Tips For Paying Off Credit Card Debt
It may seem easier to just ignore it, but your unmanaged credit card debt will haunt every step you take. It may sound like a daunting task, but you can pay off your debt with order and dignity! To attack your debt effectively, use the following strategies.
Make more than the minimum payment. Credit card companies love it when you pay just enough to get by every month. At that rate, you’re mostly paying off interest and barely scratching the surface of your actual debt.
Look at your most recent credit card statements to get a ballpark figure on what your monthly interest is, then budget as much of a payment as you can over that amount to actually see a difference in your statement.
Pay off debt with the highest interest rate first. It goes almost without saying, but it’s something that a lot of people forget. If one credit line is charging you 11% Annual Percentage Rate, or APR (interest over the course of a year) while another credit line is charging you 9% APR, focus all your attention on the debt that falls under 11% interest rate. Pay it off before even touching the other debt. Sure, the other one will accumulate interest in the meantime, but since you’re paying interest either way, you might as well do it at the lower percentage.
Talk to your credit card companies. Explain your financial situation and ask if there is anything they can do to help. Many will lower your interest rate for a period of time and/or waive current late fee balances to give you an opportunity to catch up.
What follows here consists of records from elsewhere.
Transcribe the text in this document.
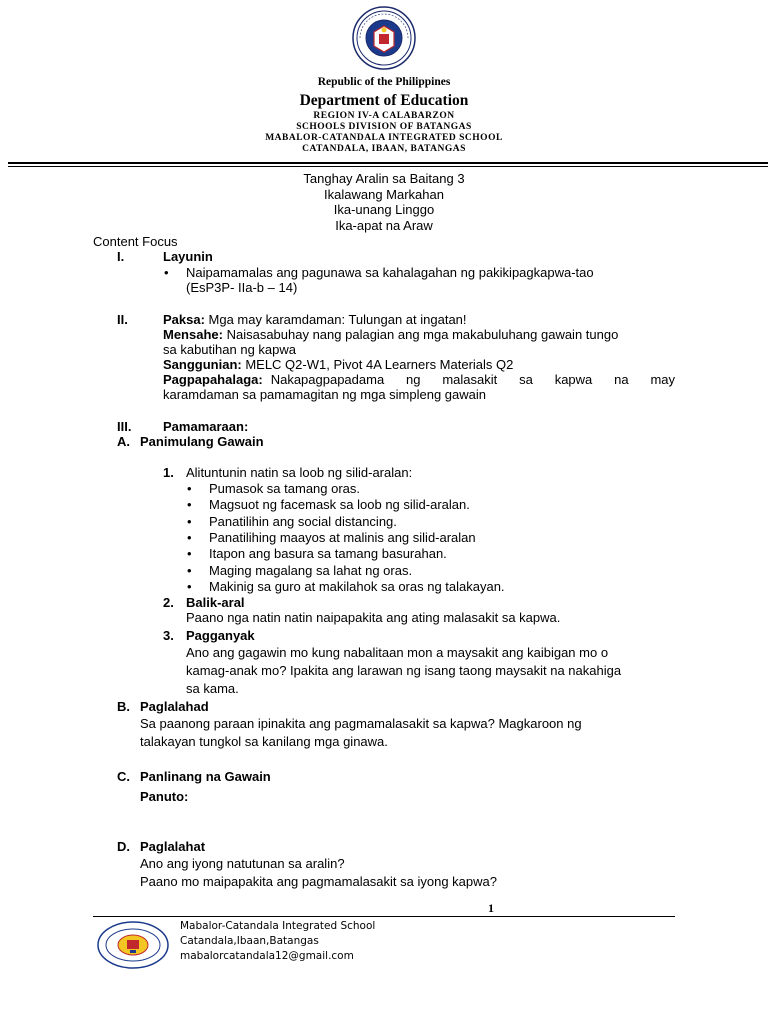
Republic of the Philippines
Department of Education
REGION IV-A CALABARZON
SCHOOLS DIVISION OF BATANGAS
MABALOR-CATANDALA INTEGRATED SCHOOL
CATANDALA, IBAAN, BATANGAS
Tanghay Aralin sa Baitang 3
Ikalawang Markahan
Ika-unang Linggo
Ika-apat na Araw
Content Focus
I.	Layunin
• Naipamamalas ang pagunawa sa kahalagahan ng pakikipagkapwa-tao
(EsP3P- IIa-b – 14)
II.	Paksa: Mga may karamdaman: Tulungan at ingatan!
Mensahe: Naisasabuhay nang palagian ang mga makabuluhang gawain tungo
sa kabutihan ng kapwa
Sanggunian: MELC Q2-W1, Pivot 4A Learners Materials Q2
Pagpapahalaga: Nakapagpapadama ng malasakit sa kapwa na may
karamdaman sa pamamagitan ng mga simpleng gawain
III. Pamamaraan:
A. Panimulang Gawain
1. Alituntunin natin sa loob ng silid-aralan:
• Pumasok sa tamang oras.
• Magsuot ng facemask sa loob ng silid-aralan.
• Panatilihin ang social distancing.
• Panatilihing maayos at malinis ang silid-aralan
• Itapon ang basura sa tamang basurahan.
• Maging magalang sa lahat ng oras.
• Makinig sa guro at makilahok sa oras ng talakayan.
2. Balik-aral
Paano nga natin natin naipapakita ang ating malasakit sa kapwa.
3. Pagganyak
Ano ang gagawin mo kung nabalitaan mon a maysakit ang kaibigan mo o
kamag-anak mo? Ipakita ang larawan ng isang taong maysakit na nakahiga
sa kama.
B. Paglalahad
Sa paanong paraan ipinakita ang pagmamalasakit sa kapwa? Magkaroon ng
talakayan tungkol sa kanilang mga ginawa.
C. Panlinang na Gawain
Panuto:
D. Paglalahat
Ano ang iyong natutunan sa aralin?
Paano mo maipapakita ang pagmamalasakit sa iyong kapwa?
1
Mabalor-Catandala Integrated School
Catandala,Ibaan,Batangas
mabalorcatandala12@gmail.com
Never close cards with existing balances. It might seem like an easy way to get a handle on your debt, but it’ll do horrors to your credit score, and you’ll still be on the hook for the debt. All this will do is send your credit utilization (your available limit v. your current debt) down, further driving down your credit score. Learn more here on how to increase your credit score.
Move your debts around. Let’s be clear, transferring money from a credit card with 12% interest to a card with 0% interest may damage your short-term credit. However, barely chipping away at your debt because your interest is too high will damage your finances in the long-term. Shop around for long-term, low- or no-percent interest rate transfer opportunities, or look into transferring some of your debt onto a low-interest card that you already have.
See what you can liquidate to lower your debt. No one likes doing it, but sometimes it needs to be done. If you just bought a car, a memory foam mattress, or a new jacuzzi, think seriously about whether you really need these items, especially if you’re paying for them on installment. Liquidating your big-ticket items now will mean less financial hardship for you later on.